SAN FRANCISCO >> Apple is getting more aggressive about emphasizing its role in the U.S. economy, apparently hoping to counter recurring criticism over its reliance on overseas factories.
Today, Apple for the first time released a state-by-state breakdown of where its 80,000 U.S. employees work. It also announced a $1 billion fund aimed at creating more U.S. manufacturing jobs, although it provided few details.
The strategy appears aimed at complicating efforts by President Donald Trump and other politicians to vilify Apple for using companies in China and elsewhere to assemble most of its products. Apple had no comment on political ramifications of its announcements.
CEO Tim Cook first described the fund in an interview on CNBC, but didn’t say how the fund will invest that money or who will be eligible to receive it. Apple will provide more details when it announces its first investment by the end of the month, he said. Apple’s billion-dollar investment amounts to a tiny fraction of its $257 billion in cash.
Cook also promised that Apple will hire “thousands of employees, thousands more in the future” in the U.S., although he didn’t specify how quickly that will happen. Apple’s U.S. payroll has grown roughly 40-fold since 1998, when it had 5,000 U.S. workers.
Cook also said Apple is examining ways to help more people learn the programming skills to make apps.
THREATS TO APPLE
Trump has threatened to impose tariffs on products from China, a change that would drive up Apple’s costs. That could pressure the company to raise its prices at a time when it is already having trouble increasing its sales of iPhones and iPads.
“They are trying to make the case that they really do have a lot of folks working in the U.S.,” said technology industry analyst Rob Enderle. “So if want to pick on somebody, you might want to pick on somebody else because they won’t be a good example.”
Cook isn’t the only CEO who has been trying to highlight his company’s hiring and expansion plans in the U.S.
Trump has attacked many companies, frequently on Twitter, for moving jobs out of the U.S. and lavishly praised those who have announced major hiring initiatives. As a result, many companies, including Exxon Mobil, Intel, Charter Communications and Ford Motor, have unveiled big hiring plans, though in many cases they were already in the works before the presidential campaign.
“There is a lot of political pressure to create jobs in the United States,” Diane Swonk, CEO of DS Economics, said. Chief executives “do not want to show up in a tweet.”
APPLE IN THE STATES
Since 2014, Apple has issued a series of glitzy reports intended to underscore its contributions to U.S. jobs and economic growth. Its first report followed years of complaints about labor practices and suicides at Foxconn, one of the company’s major contractors in China.
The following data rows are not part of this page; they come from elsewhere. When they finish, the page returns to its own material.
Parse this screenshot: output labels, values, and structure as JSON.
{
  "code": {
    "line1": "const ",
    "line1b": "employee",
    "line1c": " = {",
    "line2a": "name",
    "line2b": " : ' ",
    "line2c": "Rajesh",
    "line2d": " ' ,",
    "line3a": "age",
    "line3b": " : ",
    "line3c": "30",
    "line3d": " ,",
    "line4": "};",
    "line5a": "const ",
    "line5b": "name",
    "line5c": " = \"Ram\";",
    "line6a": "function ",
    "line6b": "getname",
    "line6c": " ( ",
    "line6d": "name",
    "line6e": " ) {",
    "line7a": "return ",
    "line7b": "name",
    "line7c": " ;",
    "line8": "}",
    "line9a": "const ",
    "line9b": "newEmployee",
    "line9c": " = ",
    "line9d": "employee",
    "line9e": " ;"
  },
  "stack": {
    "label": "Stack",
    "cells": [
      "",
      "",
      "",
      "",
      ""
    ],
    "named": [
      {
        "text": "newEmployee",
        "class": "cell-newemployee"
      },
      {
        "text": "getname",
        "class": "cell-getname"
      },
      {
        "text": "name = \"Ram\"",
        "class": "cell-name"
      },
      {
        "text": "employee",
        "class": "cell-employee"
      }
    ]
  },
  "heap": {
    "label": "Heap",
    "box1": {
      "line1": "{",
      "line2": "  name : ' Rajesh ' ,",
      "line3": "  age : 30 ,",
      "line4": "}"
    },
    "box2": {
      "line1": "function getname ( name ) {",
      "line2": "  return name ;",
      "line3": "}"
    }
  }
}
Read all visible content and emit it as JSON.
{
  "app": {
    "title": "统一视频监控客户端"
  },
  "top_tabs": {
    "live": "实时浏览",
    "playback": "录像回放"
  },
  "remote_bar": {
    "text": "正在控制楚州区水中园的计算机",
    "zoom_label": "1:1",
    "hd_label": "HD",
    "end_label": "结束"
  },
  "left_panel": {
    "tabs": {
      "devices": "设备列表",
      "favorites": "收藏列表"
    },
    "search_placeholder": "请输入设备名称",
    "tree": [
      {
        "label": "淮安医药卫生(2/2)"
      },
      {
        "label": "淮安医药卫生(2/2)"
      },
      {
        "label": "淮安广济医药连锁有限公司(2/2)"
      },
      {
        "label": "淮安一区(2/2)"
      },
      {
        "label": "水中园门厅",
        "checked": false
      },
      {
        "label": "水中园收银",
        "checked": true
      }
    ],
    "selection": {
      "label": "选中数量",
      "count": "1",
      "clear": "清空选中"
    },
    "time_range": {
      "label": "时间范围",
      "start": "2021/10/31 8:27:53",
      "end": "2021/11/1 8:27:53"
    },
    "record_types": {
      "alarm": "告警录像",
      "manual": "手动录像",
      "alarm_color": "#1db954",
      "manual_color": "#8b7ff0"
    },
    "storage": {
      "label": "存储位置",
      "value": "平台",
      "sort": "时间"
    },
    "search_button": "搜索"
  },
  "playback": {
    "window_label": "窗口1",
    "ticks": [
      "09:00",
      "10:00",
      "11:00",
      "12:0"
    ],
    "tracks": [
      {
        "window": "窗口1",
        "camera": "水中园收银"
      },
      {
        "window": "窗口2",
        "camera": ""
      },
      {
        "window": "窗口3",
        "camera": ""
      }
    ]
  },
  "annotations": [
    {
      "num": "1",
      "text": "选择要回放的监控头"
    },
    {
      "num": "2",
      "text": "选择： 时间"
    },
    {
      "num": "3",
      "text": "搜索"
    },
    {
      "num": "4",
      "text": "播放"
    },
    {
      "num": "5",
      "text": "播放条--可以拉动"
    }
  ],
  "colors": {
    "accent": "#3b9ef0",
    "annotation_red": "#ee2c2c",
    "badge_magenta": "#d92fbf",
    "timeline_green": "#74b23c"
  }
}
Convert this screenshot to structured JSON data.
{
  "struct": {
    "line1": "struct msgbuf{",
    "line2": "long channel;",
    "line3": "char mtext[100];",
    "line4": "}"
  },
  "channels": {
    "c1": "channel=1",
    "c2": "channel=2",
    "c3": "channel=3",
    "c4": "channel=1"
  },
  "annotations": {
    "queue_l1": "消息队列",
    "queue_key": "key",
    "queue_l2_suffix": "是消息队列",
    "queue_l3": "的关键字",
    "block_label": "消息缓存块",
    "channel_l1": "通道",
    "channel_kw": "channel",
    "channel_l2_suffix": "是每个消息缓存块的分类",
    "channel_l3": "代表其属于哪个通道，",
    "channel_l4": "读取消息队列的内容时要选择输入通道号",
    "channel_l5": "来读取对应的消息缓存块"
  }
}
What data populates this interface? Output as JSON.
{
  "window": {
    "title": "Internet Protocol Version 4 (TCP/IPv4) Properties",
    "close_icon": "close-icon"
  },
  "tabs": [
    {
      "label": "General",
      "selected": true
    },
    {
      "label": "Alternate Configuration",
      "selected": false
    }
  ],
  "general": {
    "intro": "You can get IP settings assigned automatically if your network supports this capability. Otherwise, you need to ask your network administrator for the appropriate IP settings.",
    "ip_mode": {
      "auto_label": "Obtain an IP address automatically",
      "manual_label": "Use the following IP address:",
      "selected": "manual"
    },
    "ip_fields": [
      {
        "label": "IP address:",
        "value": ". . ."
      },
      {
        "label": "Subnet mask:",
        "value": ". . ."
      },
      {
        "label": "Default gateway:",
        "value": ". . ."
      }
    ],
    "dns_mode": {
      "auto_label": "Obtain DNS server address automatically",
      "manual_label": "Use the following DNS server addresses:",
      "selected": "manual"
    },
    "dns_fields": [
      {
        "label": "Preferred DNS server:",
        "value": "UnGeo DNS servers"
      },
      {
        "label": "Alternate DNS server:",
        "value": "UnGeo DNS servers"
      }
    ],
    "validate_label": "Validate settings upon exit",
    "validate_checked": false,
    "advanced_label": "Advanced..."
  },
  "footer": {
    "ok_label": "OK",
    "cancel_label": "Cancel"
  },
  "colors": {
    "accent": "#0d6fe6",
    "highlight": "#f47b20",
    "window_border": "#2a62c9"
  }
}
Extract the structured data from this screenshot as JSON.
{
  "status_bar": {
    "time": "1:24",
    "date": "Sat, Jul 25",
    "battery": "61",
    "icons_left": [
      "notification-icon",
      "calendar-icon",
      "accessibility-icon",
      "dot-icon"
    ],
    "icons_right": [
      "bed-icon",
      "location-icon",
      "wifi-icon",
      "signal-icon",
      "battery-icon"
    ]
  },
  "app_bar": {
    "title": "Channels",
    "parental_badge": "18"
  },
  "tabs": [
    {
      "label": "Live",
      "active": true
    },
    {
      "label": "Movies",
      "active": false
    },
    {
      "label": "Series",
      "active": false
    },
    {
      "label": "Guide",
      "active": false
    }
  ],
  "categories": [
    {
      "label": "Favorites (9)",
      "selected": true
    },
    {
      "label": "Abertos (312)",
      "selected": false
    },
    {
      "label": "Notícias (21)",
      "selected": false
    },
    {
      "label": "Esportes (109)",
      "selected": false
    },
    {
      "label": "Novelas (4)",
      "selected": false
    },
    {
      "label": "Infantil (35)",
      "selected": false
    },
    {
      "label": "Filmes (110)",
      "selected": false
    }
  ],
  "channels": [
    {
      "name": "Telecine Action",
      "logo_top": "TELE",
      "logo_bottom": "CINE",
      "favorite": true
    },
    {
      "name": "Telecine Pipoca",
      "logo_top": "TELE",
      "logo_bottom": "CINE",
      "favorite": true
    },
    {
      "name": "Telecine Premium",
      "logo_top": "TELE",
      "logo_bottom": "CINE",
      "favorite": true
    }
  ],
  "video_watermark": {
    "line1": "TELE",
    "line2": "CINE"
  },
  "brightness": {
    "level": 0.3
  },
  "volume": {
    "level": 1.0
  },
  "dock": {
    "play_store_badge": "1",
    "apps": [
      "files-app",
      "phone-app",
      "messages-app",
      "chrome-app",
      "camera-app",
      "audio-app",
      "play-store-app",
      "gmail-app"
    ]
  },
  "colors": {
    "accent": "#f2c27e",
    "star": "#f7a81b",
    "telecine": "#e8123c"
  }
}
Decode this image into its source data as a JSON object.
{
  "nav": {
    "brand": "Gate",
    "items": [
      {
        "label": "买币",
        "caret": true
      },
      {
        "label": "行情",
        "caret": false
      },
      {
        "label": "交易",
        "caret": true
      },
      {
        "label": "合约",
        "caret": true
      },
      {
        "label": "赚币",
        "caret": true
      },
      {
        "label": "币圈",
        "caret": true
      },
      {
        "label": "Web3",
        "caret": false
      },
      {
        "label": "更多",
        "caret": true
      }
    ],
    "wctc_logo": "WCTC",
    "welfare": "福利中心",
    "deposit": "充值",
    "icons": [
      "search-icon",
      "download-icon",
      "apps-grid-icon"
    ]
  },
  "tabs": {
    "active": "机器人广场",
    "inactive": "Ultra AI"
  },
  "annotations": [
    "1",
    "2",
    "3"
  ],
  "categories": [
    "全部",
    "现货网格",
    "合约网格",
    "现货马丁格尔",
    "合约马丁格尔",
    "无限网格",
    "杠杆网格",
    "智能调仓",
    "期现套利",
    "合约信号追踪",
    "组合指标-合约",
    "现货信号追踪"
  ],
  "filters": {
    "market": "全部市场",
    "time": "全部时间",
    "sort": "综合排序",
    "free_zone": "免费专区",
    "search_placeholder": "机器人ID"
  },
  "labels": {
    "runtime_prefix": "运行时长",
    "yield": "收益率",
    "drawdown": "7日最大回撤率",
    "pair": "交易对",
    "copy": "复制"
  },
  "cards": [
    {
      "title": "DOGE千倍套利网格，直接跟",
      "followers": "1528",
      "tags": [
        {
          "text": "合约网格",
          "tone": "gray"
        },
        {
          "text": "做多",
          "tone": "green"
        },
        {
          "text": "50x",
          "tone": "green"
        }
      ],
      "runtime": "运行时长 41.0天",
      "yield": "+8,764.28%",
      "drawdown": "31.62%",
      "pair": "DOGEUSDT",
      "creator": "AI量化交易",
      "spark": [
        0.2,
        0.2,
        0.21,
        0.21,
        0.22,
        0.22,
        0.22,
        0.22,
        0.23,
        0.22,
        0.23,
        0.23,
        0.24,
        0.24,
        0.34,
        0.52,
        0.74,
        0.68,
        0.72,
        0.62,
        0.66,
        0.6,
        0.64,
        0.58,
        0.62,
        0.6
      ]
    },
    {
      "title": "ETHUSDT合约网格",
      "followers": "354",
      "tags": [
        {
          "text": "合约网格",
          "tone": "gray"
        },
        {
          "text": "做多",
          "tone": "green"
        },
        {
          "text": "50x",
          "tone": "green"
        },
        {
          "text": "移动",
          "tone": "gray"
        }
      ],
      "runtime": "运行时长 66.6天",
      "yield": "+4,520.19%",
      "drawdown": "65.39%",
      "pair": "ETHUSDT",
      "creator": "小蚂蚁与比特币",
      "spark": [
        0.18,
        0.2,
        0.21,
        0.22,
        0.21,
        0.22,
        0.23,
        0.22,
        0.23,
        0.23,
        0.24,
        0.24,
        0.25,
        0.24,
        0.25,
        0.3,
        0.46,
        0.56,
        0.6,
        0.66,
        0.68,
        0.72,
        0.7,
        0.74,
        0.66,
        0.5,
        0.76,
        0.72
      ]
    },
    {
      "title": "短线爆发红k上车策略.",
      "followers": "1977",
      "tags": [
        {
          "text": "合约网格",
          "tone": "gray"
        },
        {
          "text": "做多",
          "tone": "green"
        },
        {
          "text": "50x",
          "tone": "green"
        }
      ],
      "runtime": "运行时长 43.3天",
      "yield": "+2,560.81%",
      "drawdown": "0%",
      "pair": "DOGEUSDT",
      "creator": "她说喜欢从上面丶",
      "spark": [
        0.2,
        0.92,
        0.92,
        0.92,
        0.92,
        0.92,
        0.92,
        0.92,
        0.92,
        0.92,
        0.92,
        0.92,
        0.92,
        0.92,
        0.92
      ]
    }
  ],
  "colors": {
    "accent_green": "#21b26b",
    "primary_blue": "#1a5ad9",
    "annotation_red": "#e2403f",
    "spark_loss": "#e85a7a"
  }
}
Today’s report is its fourth update, but the first to include a state-by-state breakdown of Apple employees.
Unsurprisingly, the numbers show its highest concentration of workers (36,786) is located in California, home to the company’s Silicon Valley headquarters and 53 stores. Apple’s second biggest employment center is in Texas (8,407 jobs), where it has a corporate campus and 18 stores. Its smallest pockets of employment are in North Dakota (four jobs), Vermont (six) and Wyoming (seven).
Apple’s decision to provide detailed information about the locations of its U.S. employees could help the company win support from lawmakers eager to protect jobs in their states, Enderle said. “It gives senators something to push back with, recognizing that Apple is a real risky company to target anyway because its products are so popular with people.”
Besides showing how many of its full-time and part-time employees work in each state, Apple also lists where its 9,000 U.S. suppliers are located.
The company also cited a study by the Progressive Policy Institute that attributes 1.5 million U.S. jobs to Apple’s iPhone “ecosystem.” That figure not only includes programmers that work on the apps, but also supporting staff and employees working everywhere from banks to restaurants that have jobs because of the spending generated by apps.
Such “spillover” effects are widely recognized, although economists sometimes spar over their magnitude. But for a company to claim credit for all or most of the jobs in a particular industry is a stretch, Swonk said. The vast majority of app developers, for example, also produce apps for Android phones from Samsung and other manufacturers.
The Public Policy Institute, for instance, only found 1.7 million jobs in the entire “app economy” — and 1.35 million of those were associated with Android apps. Most of those overlap with the jobs linked to Apple.